Don't get me wrong, La-Mulana does not feature instant-death pits. La-Mulana does have pits that will leave you wishing that they would just kill you and put you out of your misery. La-Mulana has invisible trap doors that send you back five minutes of game play. La-Mulana has save points that are eight screens of moving platforms away from the boss that you are struggling to beat. And it does have instant-death giant crushing blocks.
As an adventure game, of course, it's not all action and precision jumping. La-Mulana also has gut wrenching puzzles. I've heard the game referred to as a cross between Castlevania and Metroid, but as you get past the first few stages of the game it starts to feel more and more like Bard's Tale or Might and Magic 1 and 2. You feel as if you should be making your own maps and taking notes everywhere you go. The clues you have to deal with can be very cryptic. I don't want to spoil anything, but solving puzzles in this game has really pushed the limits of my ability to think of things to do and even to not do.
In case it haven't been clear in my praise, I'll admit that the game can be incredibly frustrating at points. There are a few puzzles that might be described as senselessly cruel including at least one upgrade that permanently seals itself off if you don't do the puzzle right the first time. About 20 hours into the game (not counting time spent leading up to numerous deaths, of course) I finally caved and looked at a walkthrough when I was desperately stuck, only to kick myself when I found out that beating a boss had opened a door in another part of the world and if I'd just visited every single room in the game again I would have progressed without the help. Is it fun to wander every room in the dungeon looking for something you've missed? Of course it's not... until you actually find something, and then it's the best.
La-Mulana is an adventure game that delivers real adventure. It creates real tension. Enemies don't do a lot of damage but over many rooms of the dungeon the damage adds up. Making matters worse, it isn't always easy to get back to where you were once if you leave. It's a real question whether you should go home to save or whether you should risk all your progress on one more room, one more puzzle.

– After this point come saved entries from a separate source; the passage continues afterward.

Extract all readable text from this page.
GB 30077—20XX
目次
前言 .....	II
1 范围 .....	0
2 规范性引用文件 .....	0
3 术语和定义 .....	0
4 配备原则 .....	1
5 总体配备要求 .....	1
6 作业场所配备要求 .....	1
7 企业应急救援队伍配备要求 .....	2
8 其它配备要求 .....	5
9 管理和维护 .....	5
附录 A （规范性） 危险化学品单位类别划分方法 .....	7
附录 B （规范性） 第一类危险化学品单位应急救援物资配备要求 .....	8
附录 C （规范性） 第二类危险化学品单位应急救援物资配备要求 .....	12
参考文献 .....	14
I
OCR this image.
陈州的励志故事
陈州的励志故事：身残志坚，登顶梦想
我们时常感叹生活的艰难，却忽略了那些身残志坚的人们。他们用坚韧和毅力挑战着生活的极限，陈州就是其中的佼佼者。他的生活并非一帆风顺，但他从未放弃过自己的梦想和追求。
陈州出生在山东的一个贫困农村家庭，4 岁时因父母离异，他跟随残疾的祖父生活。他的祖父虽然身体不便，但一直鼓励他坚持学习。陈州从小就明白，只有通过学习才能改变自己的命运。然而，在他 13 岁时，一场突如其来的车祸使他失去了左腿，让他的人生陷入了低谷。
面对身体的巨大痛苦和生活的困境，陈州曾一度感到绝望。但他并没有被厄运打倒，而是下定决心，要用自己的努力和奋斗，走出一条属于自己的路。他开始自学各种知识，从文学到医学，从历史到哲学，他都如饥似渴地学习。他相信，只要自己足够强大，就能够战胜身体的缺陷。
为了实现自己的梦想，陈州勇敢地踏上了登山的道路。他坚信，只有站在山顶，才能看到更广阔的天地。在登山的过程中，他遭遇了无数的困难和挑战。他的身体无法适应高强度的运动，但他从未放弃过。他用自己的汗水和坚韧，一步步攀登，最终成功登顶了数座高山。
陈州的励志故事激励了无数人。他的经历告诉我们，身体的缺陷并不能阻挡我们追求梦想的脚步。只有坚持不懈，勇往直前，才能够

La-Mulana does basically everything right. The mood takes you back to the time when there was no internet to help you solve puzzles and reminds you that the fun is solving them yourself. The difficulty takes you back to your first days of gaming, as if all of the skills you picked up over the years are necessary just to scrape by like a beginner. It is non-linear, there are probably literally a hundred different upgrades to find, and it is the perfect reminder that video games are not about instant gratification, but instead about some of the most delayed and frustratingly earned gratification you will ever encounter.
La-Mulana targets a particular niche in the world of video games, it is for nerds with no sense of perspective - people who are willing to test their minds to the limit to solve obscure riddles for next to no reward. If you are such a nerd with no sense of perspective, you really have to give this game a try.
1 comment:
A quick addendum to what I wrote: It's definitely worth the $14.99 to download the remake from Playism. The original version is freeware but not quite as good in a couple of ways. The remake took out a lot of the irritation-based difficulty but added in a lot of monster fighting difficulty (the bosses in the original are actually staggeringly easy, but the bats move totally randomly and knock you back really far). Plus it appears that my favourite puzzle in the game so far doesn't even appear in the original.